His face convulsed in her wavering focus. “Sure I’m sure. Now please drink, my precious dew droplet. Soon you’ll be as good as ever.”
“Don’t you mean a-as bad?”
She felt herself gathered into arms that trembled, pressed against a chest that heaved, her depletion probably shaking up her perceptions. “There you are. My snarky gift from Ullah.”
“You say…the most wonderful things. You are the most w-wonderful thing…that ever happened…to me…”
Then she surrendered to oblivion in the safety of his arms.
In the dreamscape that claimed her at once, she thought she heard him say, “It’s you who are the most wonderful thing that ever happened to me, ya habibati.”
Eight
Harres ignored pain, smothered exhaustion.
He had to last until he got Talia back to the oasis.
Those who’d ridden with him offered again to take care of her, of both of them.

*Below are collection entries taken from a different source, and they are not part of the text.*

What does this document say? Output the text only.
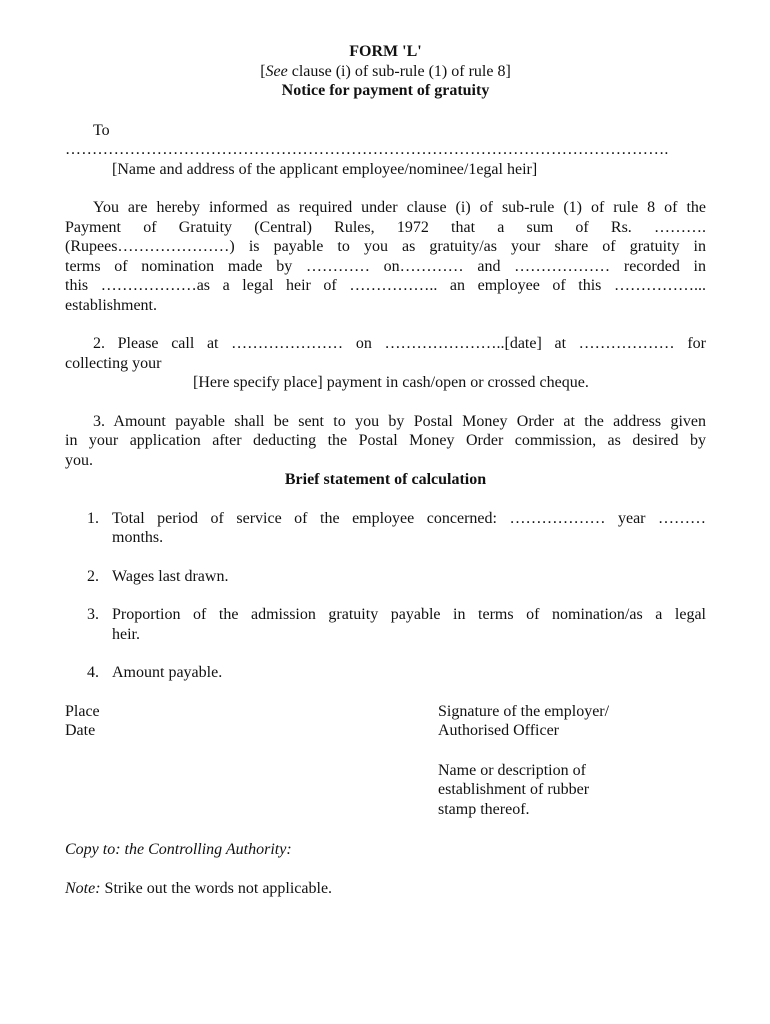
FORM 'L'

[See clause (i) of sub-rule (1) of rule 8]

Notice for payment of gratuity

To

………………………………………………………………………………………………….

[Name and address of the applicant employee/nominee/1egal heir]

You are hereby informed as required under clause (i) of sub-rule (1) of rule 8 of the

Payment of Gratuity (Central) Rules, 1972 that a sum of Rs. ……….

(Rupees…………………) is payable to you as gratuity/as your share of gratuity in

terms of nomination made by ………… on………… and ……………… recorded in

this ………………as a legal heir of …………….. an employee of this ……………...

establishment.

2. Please call at ………………… on …………………..[date] at ……………… for

collecting your

[Here specify place] payment in cash/open or crossed cheque.

3. Amount payable shall be sent to you by Postal Money Order at the address given

in your application after deducting the Postal Money Order commission, as desired by

you.

Brief statement of calculation

1. Total period of service of the employee concerned: ……………… year ………

months.

2. Wages last drawn.

3. Proportion of the admission gratuity payable in terms of nomination/as a legal

heir.

4. Amount payable.

Place

Date

Signature of the employer/

Authorised Officer

Name or description of

establishment of rubber

stamp thereof.

Copy to: the Controlling Authority:

Note: Strike out the words not applicable.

He couldn’t let them. Wouldn’t. He had to be the one to carry her to safety. As he’d promised.
He asked a few of them to go back in his and Talia’s tracks before they were wiped away by the incoming sandstorm, to retrieve what he’d ditched. The medical supplies most of all. He let those who stayed with him help secure Talia astride the horse, ensconced in his arms like he’d had her during their rests between the punishing hikes.
The ride back to the oasis took longer. Too long. Each moment seemed to expand, to refuse to let the next replace it, bound on prolonging his ordeal, on giving him more time to relive the hell of being forced to leave her behind.
He’d gone further out of his mind with each bounding step away from her. He’d struggled to force himself to focus so he could see his path to the oasis, their ticket to survival. But the sight of her bundled up in blankets and ensconced in the barricade of a steep dune had been branded on his brain. He’d lost chunks of sanity with each hour, knowing the blankets’ protection would turn to suffocation once the desert turned from an arctic wasteland to a blazing inferno. He’d prayed the message he’d left her in the sand wouldn’t be wiped away by the ruthless winds, that she’d heard his plea before he’d left, to please, please wake up soon, read it, unwrap herself and use the blankets as shelter with the tent prop he’d kept.